BCG: Small Advisors Face Big Challenges
Wealth managers face a very challenging future, particular smaller advisors that will need to deliver more personalized services while charging lower fees, according to the Boston Consulting Group (BCG).
That is a major takeaway from a report, Global Wealth 2020, recently released by BCG, a global wealth management consulting firm founded in 1963 that now has 85 offices in 48 countries. BCG has released a global wealth report every year for the last 20 years, and this year’s report included predictions on how the industry will change over the next 20.
The report also includes a look at how global wealth and the number of millionaires has increased dramatically during the decade-long bull market.
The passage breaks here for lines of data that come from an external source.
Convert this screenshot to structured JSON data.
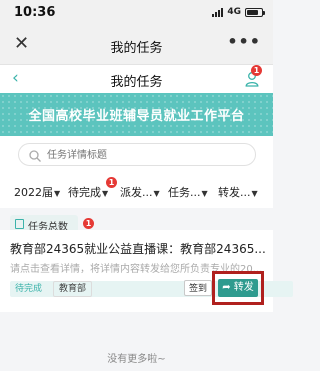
{
  "status_bar": {
    "time": "10:36",
    "network": "4G",
    "battery_level": 0.8
  },
  "navbar": {
    "close": "✕",
    "title": "我的任务",
    "more": "•••"
  },
  "page_header": {
    "back": "‹",
    "title": "我的任务",
    "badge": "1"
  },
  "banner": {
    "title": "全国高校毕业班辅导员就业工作平台"
  },
  "search": {
    "placeholder": "任务详情标题"
  },
  "filters": [
    {
      "label": "2022届"
    },
    {
      "label": "待完成",
      "badge": "1"
    },
    {
      "label": "派发..."
    },
    {
      "label": "任务..."
    },
    {
      "label": "转发..."
    }
  ],
  "summary": {
    "label": "任务总数",
    "count": "1"
  },
  "task": {
    "title": "教育部24365就业公益直播课：教育部24365...",
    "description": "请点击查看详情，将详情内容转发给您所负责专业的20...",
    "status_tag": "待完成",
    "org_tag": "教育部",
    "sign_label": "签到",
    "forward_label": "转发"
  },
  "footer": {
    "text": "没有更多啦~"
  },
  "colors": {
    "accent": "#3bb3aa",
    "banner": "#5cc4be",
    "forward": "#2f9b8f",
    "highlight": "#b0201e",
    "badge": "#e53935"
  }
}
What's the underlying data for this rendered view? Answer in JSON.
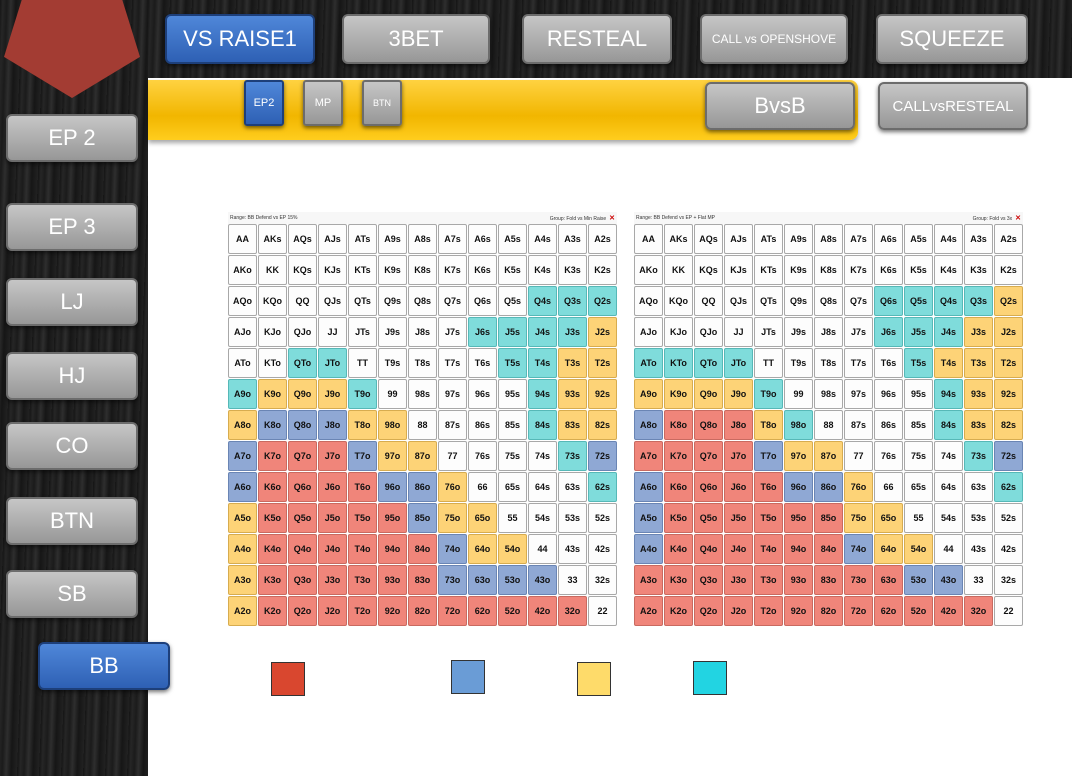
{
  "sidebar": {
    "items": [
      {
        "label": "EP 2",
        "active": false
      },
      {
        "label": "EP 3",
        "active": false
      },
      {
        "label": "LJ",
        "active": false
      },
      {
        "label": "HJ",
        "active": false
      },
      {
        "label": "CO",
        "active": false
      },
      {
        "label": "BTN",
        "active": false
      },
      {
        "label": "SB",
        "active": false
      },
      {
        "label": "BB",
        "active": true
      }
    ]
  },
  "top_tabs": [
    {
      "label": "VS RAISE1",
      "active": true
    },
    {
      "label": "3BET",
      "active": false
    },
    {
      "label": "RESTEAL",
      "active": false
    },
    {
      "label": "CALL vs OPENSHOVE",
      "active": false
    },
    {
      "label": "SQUEEZE",
      "active": false
    }
  ],
  "sub_tabs": [
    {
      "label": "EP2",
      "active": true
    },
    {
      "label": "MP",
      "active": false
    },
    {
      "label": "BTN",
      "active": false
    }
  ],
  "extra_buttons": {
    "bvsb": "BvsB",
    "call_vs_resteal": "CALLvsRESTEAL"
  },
  "colors": {
    "accent_blue": "#3a70c8",
    "toolbar_yellow": "#f5bf10",
    "range_red": "#f0857a",
    "range_blue": "#8fa8d4",
    "range_yellow": "#fdd377",
    "range_cyan": "#7fdcdb"
  },
  "hands": [
    [
      "AA",
      "AKs",
      "AQs",
      "AJs",
      "ATs",
      "A9s",
      "A8s",
      "A7s",
      "A6s",
      "A5s",
      "A4s",
      "A3s",
      "A2s"
    ],
    [
      "AKo",
      "KK",
      "KQs",
      "KJs",
      "KTs",
      "K9s",
      "K8s",
      "K7s",
      "K6s",
      "K5s",
      "K4s",
      "K3s",
      "K2s"
    ],
    [
      "AQo",
      "KQo",
      "QQ",
      "QJs",
      "QTs",
      "Q9s",
      "Q8s",
      "Q7s",
      "Q6s",
      "Q5s",
      "Q4s",
      "Q3s",
      "Q2s"
    ],
    [
      "AJo",
      "KJo",
      "QJo",
      "JJ",
      "JTs",
      "J9s",
      "J8s",
      "J7s",
      "J6s",
      "J5s",
      "J4s",
      "J3s",
      "J2s"
    ],
    [
      "ATo",
      "KTo",
      "QTo",
      "JTo",
      "TT",
      "T9s",
      "T8s",
      "T7s",
      "T6s",
      "T5s",
      "T4s",
      "T3s",
      "T2s"
    ],
    [
      "A9o",
      "K9o",
      "Q9o",
      "J9o",
      "T9o",
      "99",
      "98s",
      "97s",
      "96s",
      "95s",
      "94s",
      "93s",
      "92s"
    ],
    [
      "A8o",
      "K8o",
      "Q8o",
      "J8o",
      "T8o",
      "98o",
      "88",
      "87s",
      "86s",
      "85s",
      "84s",
      "83s",
      "82s"
    ],
    [
      "A7o",
      "K7o",
      "Q7o",
      "J7o",
      "T7o",
      "97o",
      "87o",
      "77",
      "76s",
      "75s",
      "74s",
      "73s",
      "72s"
    ],
    [
      "A6o",
      "K6o",
      "Q6o",
      "J6o",
      "T6o",
      "96o",
      "86o",
      "76o",
      "66",
      "65s",
      "64s",
      "63s",
      "62s"
    ],
    [
      "A5o",
      "K5o",
      "Q5o",
      "J5o",
      "T5o",
      "95o",
      "85o",
      "75o",
      "65o",
      "55",
      "54s",
      "53s",
      "52s"
    ],
    [
      "A4o",
      "K4o",
      "Q4o",
      "J4o",
      "T4o",
      "94o",
      "84o",
      "74o",
      "64o",
      "54o",
      "44",
      "43s",
      "42s"
    ],
    [
      "A3o",
      "K3o",
      "Q3o",
      "J3o",
      "T3o",
      "93o",
      "83o",
      "73o",
      "63o",
      "53o",
      "43o",
      "33",
      "32s"
    ],
    [
      "A2o",
      "K2o",
      "Q2o",
      "J2o",
      "T2o",
      "92o",
      "82o",
      "72o",
      "62o",
      "52o",
      "42o",
      "32o",
      "22"
    ]
  ],
  "charts": [
    {
      "range_text": "Range: BB Defend vs EP 15%",
      "group_text": "Group: Fold vs Min Raise",
      "colors": [
        "WWWWWWWWWWWWW",
        "WWWWWWWWWWWWW",
        "WWWWWWWWWWCCC",
        "WWWWWWWWCCCCY",
        "WWCCWWWWWCCYY",
        "CYYYCWWWWWCYY",
        "YBBBYYWWWWCYY",
        "BRRRBYYWWWWCB",
        "BRRRRBBYWWWWC",
        "YRRRRRBYYWWWW",
        "YRRRRRRBYYWWW",
        "YRRRRRRBBBBWW",
        "YRRRRRRRRRRRW"
      ]
    },
    {
      "range_text": "Range: BB Defend vs EP + Flat MP",
      "group_text": "Group: Fold vs 3x",
      "colors": [
        "WWWWWWWWWWWWW",
        "WWWWWWWWWWWWW",
        "WWWWWWWWCCCCY",
        "WWWWWWWWCCCYY",
        "CCCCWWWWWCYYY",
        "YYYYCWWWWWCYY",
        "BRRRYCWWWWCYY",
        "RRRRBYYWWWWCB",
        "BRRRRBBYWWWWC",
        "BRRRRRRYYWWWW",
        "BRRRRRRBYYWWW",
        "RRRRRRRRRBBWW",
        "RRRRRRRRRRRRW"
      ]
    }
  ],
  "legend": [
    {
      "color": "#d9472f",
      "name": "red-swatch"
    },
    {
      "color": "#6a9cd6",
      "name": "blue-swatch"
    },
    {
      "color": "#fedb6a",
      "name": "yellow-swatch"
    },
    {
      "color": "#22d4e2",
      "name": "cyan-swatch"
    }
  ]
}
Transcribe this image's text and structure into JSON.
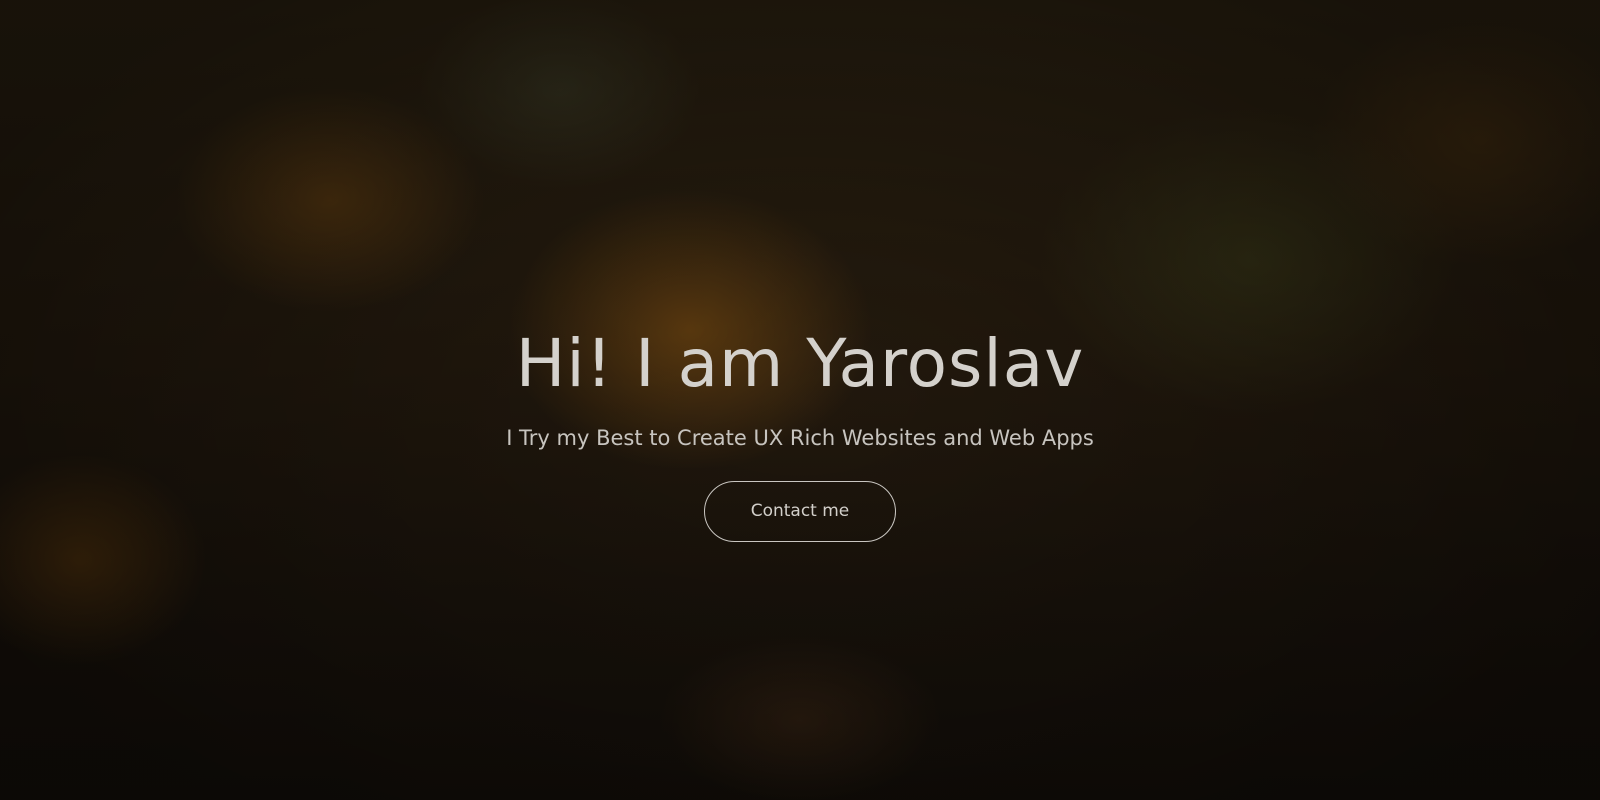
{
  "hero": {
    "headline": "Hi! I am Yaroslav",
    "subline": "I Try my Best to Create UX Rich Websites and Web Apps",
    "cta_label": "Contact me"
  },
  "colors": {
    "text": "#d4d1cc",
    "button_border": "#c9c6c1",
    "background_dark": "#1a130b"
  }
}
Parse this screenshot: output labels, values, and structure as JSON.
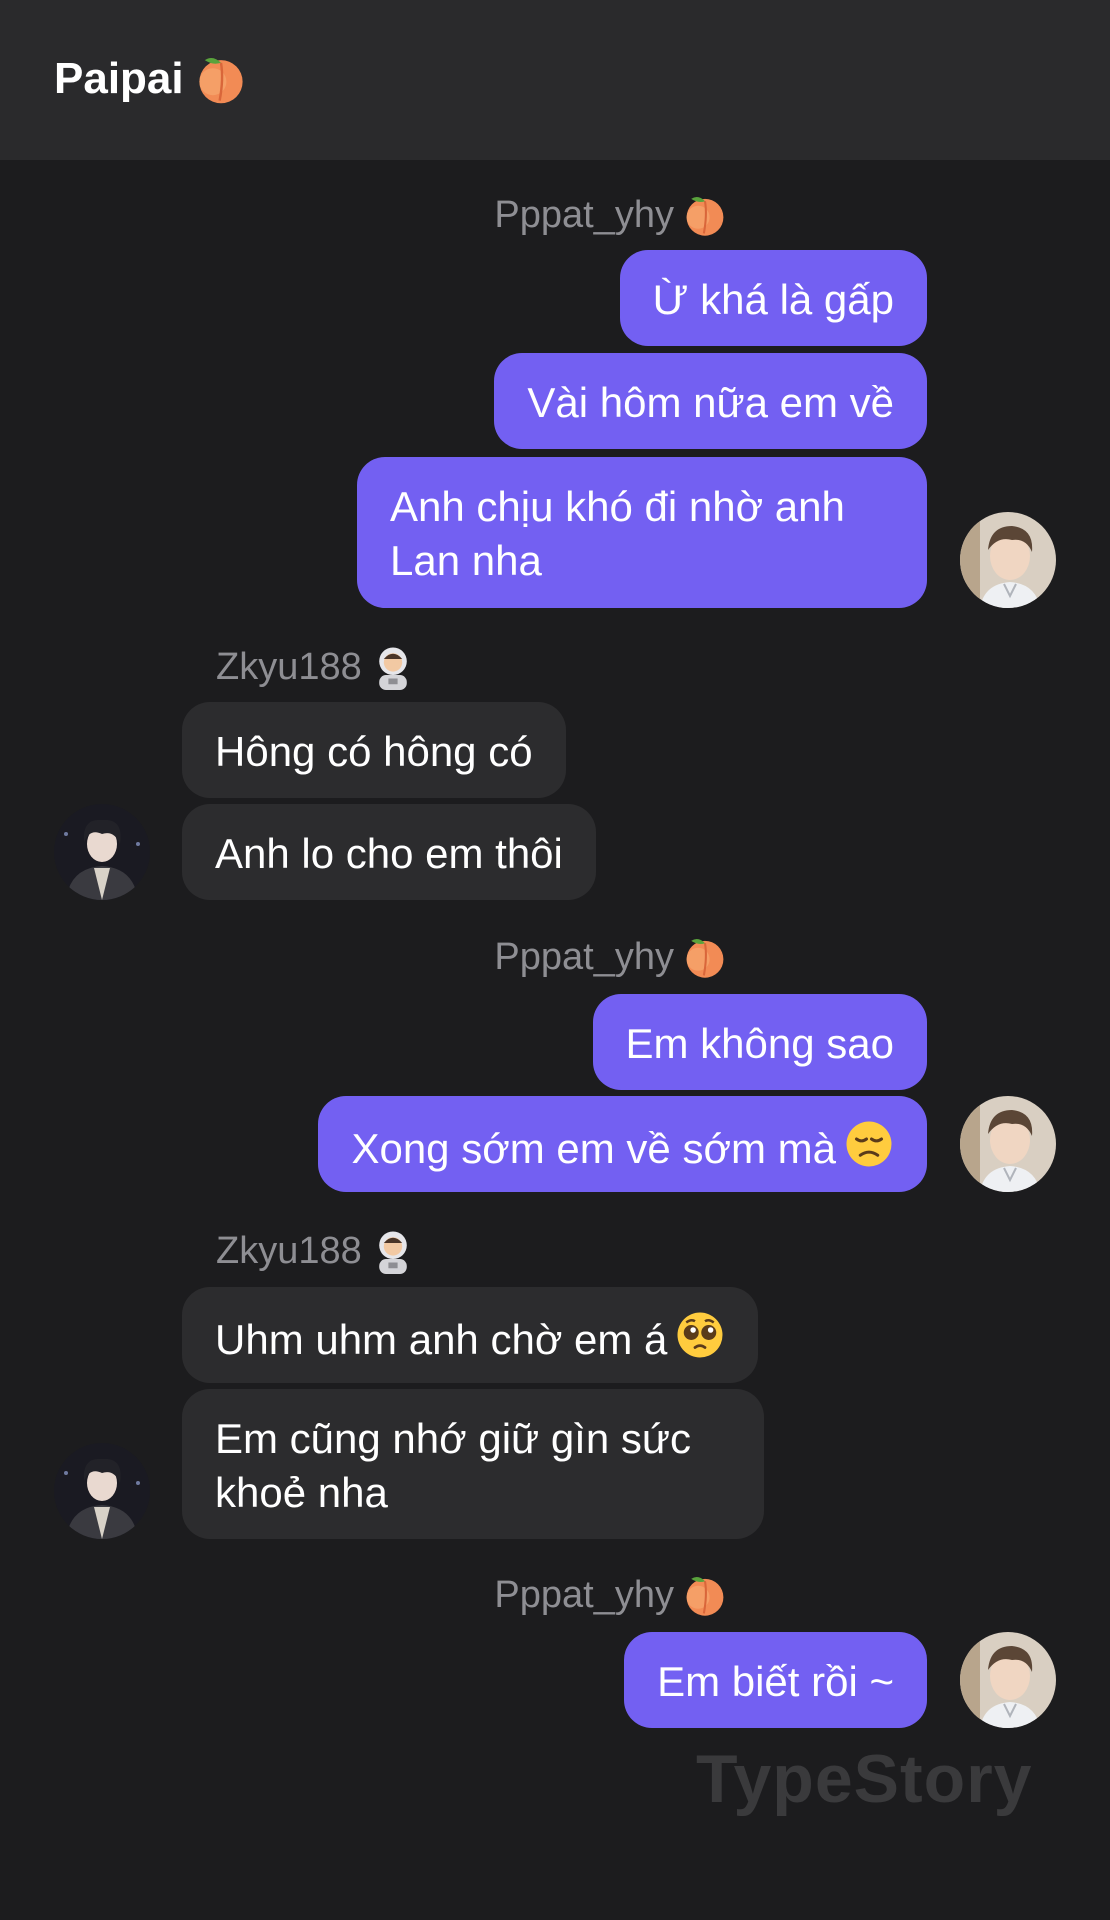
{
  "header": {
    "title": "Paipai",
    "title_emoji": "peach-emoji"
  },
  "messages": [
    {
      "sender": "Pppat_yhy",
      "sender_emoji": "peach-emoji",
      "side": "out",
      "bubbles": [
        "Ừ khá là gấp",
        "Vài hôm nữa em về",
        "Anh chịu khó đi nhờ anh Lan nha"
      ]
    },
    {
      "sender": "Zkyu188",
      "sender_emoji": "astronaut-emoji",
      "side": "in",
      "bubbles": [
        "Hông có hông có",
        "Anh lo cho em thôi"
      ]
    },
    {
      "sender": "Pppat_yhy",
      "sender_emoji": "peach-emoji",
      "side": "out",
      "bubbles": [
        "Em không sao",
        "Xong sớm em về sớm mà"
      ]
    },
    {
      "sender": "Zkyu188",
      "sender_emoji": "astronaut-emoji",
      "side": "in",
      "bubbles": [
        "Uhm uhm anh chờ em á",
        "Em cũng nhớ giữ gìn sức khoẻ nha"
      ]
    },
    {
      "sender": "Pppat_yhy",
      "sender_emoji": "peach-emoji",
      "side": "out",
      "bubbles": [
        "Em biết rồi ~"
      ]
    }
  ],
  "watermark": "TypeStory",
  "colors": {
    "background": "#1c1c1e",
    "header": "#2a2a2c",
    "outgoing_bubble": "#7360f2",
    "incoming_bubble": "#2c2c2e",
    "sender_name": "#8e8e93"
  }
}
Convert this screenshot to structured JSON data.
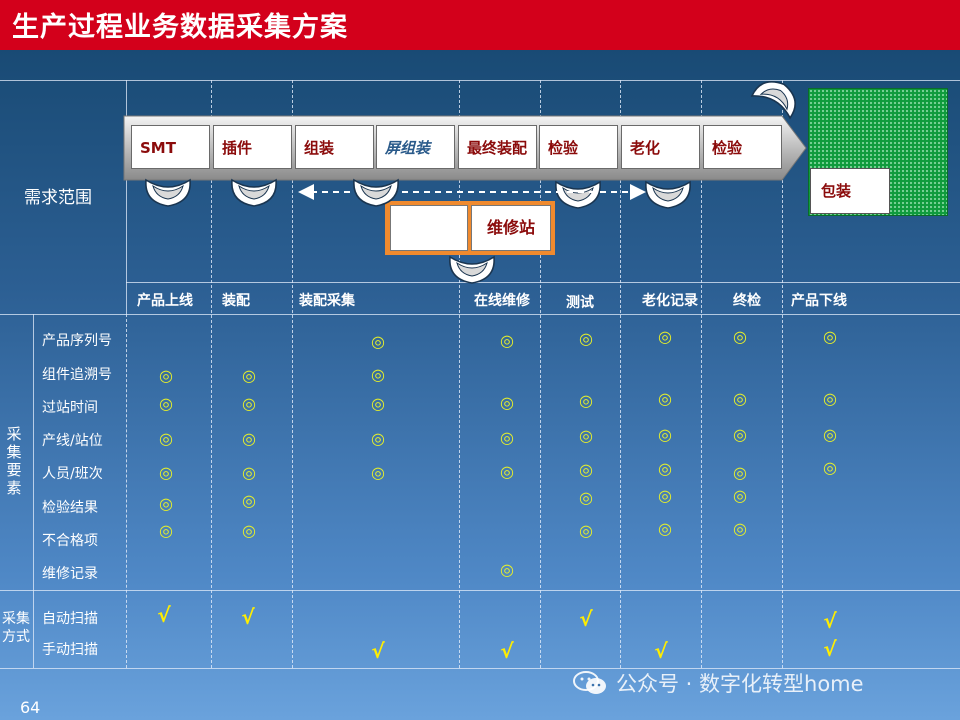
{
  "title": "生产过程业务数据采集方案",
  "scope_label": "需求范围",
  "group_labels": {
    "factors": "采集要素",
    "methods": "采集方式"
  },
  "process_steps": [
    "SMT",
    "插件",
    "组装",
    "屏组装",
    "最终装配",
    "检验",
    "老化",
    "检验"
  ],
  "packing_label": "包装",
  "repair_label": "维修站",
  "phases": [
    "产品上线",
    "装配",
    "装配采集",
    "在线维修",
    "测试",
    "老化记录",
    "终检",
    "产品下线"
  ],
  "factors": [
    "产品序列号",
    "组件追溯号",
    "过站时间",
    "产线/站位",
    "人员/班次",
    "检验结果",
    "不合格项",
    "维修记录"
  ],
  "methods": [
    "自动扫描",
    "手动扫描"
  ],
  "mark_symbol": "◎",
  "check_symbol": "√",
  "page_number": "64",
  "watermark": "公众号 · 数字化转型home",
  "colors": {
    "title_bar": "#d3001b",
    "mark": "#e6ef2a",
    "check": "#ffee00",
    "packing_area": "#0f9b3c",
    "repair_frame": "#f08a2e",
    "step_text": "#8b0b0b"
  }
}
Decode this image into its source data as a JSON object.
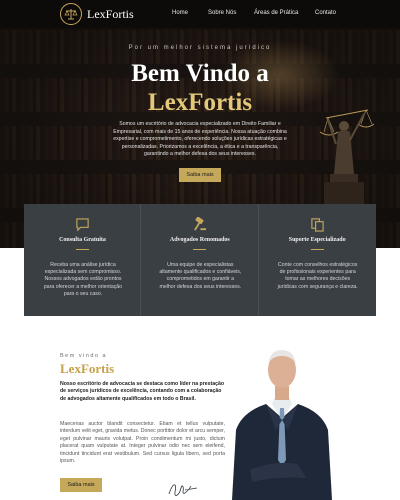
{
  "nav": {
    "brand": "LexFortis",
    "links": [
      "Home",
      "Sobre Nós",
      "Áreas de Prática",
      "Contato"
    ]
  },
  "hero": {
    "tagline": "Por um melhor sistema jurídico",
    "title_line1": "Bem Vindo a",
    "title_line2": "LexFortis",
    "description": "Somos um escritório de advocacia especializado em Direito Familiar e Empresarial, com mais de 15 anos de experiência. Nossa atuação combina expertise e comprometimento, oferecendo soluções jurídicas estratégicas e personalizadas. Priorizamos a excelência, a ética e a transparência, garantindo a melhor defesa dos seus interesses.",
    "button_label": "Saiba mais"
  },
  "features": [
    {
      "icon": "chat-icon",
      "title": "Consulta Gratuita",
      "text": "Receba uma análise jurídica especializada sem compromisso. Nossos advogados estão prontos para oferecer a melhor orientação para o seu caso."
    },
    {
      "icon": "gavel-icon",
      "title": "Advogados Renomados",
      "text": "Uma equipe de especialistas altamente qualificados e confiáveis, comprometidos em garantir a melhor defesa dos seus interesses."
    },
    {
      "icon": "documents-icon",
      "title": "Suporte Especializado",
      "text": "Conte com conselhos estratégicos de profissionais experientes para tomar as melhores decisões jurídicas com segurança e clareza."
    }
  ],
  "about": {
    "tagline": "Bem vindo a",
    "title": "LexFortis",
    "bold_text": "Nosso escritório de advocacia se destaca como líder na prestação de serviços jurídicos de excelência, contando com a colaboração de advogados altamente qualificados em todo o Brasil.",
    "body_text": "Maecenas auctor blandit consectetur. Etiam et tellus vulputate, interdum velit eget, gravida metus. Donec porttitor dolor et arcu semper, eget pulvinar mauris volutpat. Proin condimentum mi justo, dictum placerat quam vulputate at. Integer pulvinar odio nec sem eleifend, tincidunt tincidunt erat vestibulum. Sed cursus ligula libero, sed porta ipsum.",
    "button_label": "Saiba mais"
  },
  "colors": {
    "accent": "#c6a85a",
    "gold_title": "#e2c878",
    "feature_bg": "#3a3f44"
  }
}
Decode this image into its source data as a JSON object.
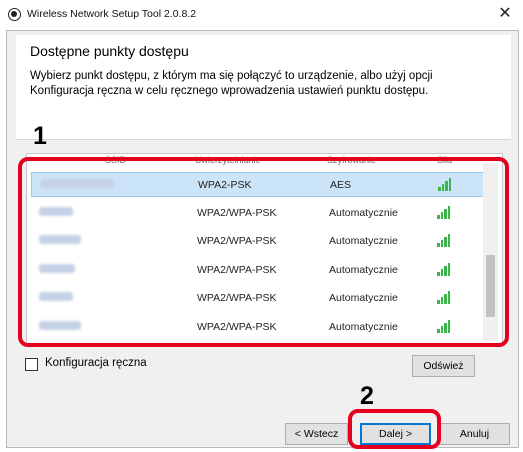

It also predicts that the wealthy will pay a high price as a result of the pandemic because of their greater exposure to equities and market volatility.
But what will be most interesting to financial advisors is the report’s analysis of the current state of the wealth management industry and how firms will need to evolve in order to thrive from now until 2040. Most wealth managers have not done enough to position themselves to remain relevant to clients in the years to come, BCG finds.
I spoke with the report’s lead author, Anna Zakrzewski, a BCG managing director and partner based in Zurich, to get more insight on the findings.
Wealth managers today
Whether the economy sees a quick rebound, slow recovery or lasting damage from the COVID-19 pandemic, wealth managers globally will face more pressure for several reasons, the BCG report says. One is that asset-based fees, which are more vulnerable to market declines, make up a higher percentage of income than in the past – 45% in 2018 versus 30% in 2013. Also, more wealth managers are operating in the red (9% when 2020 started versus 5% in 2007) and many have higher cost-to-income ratios than when the 2008 financial crisis hit (77% in 2018 versus 60% in 2007).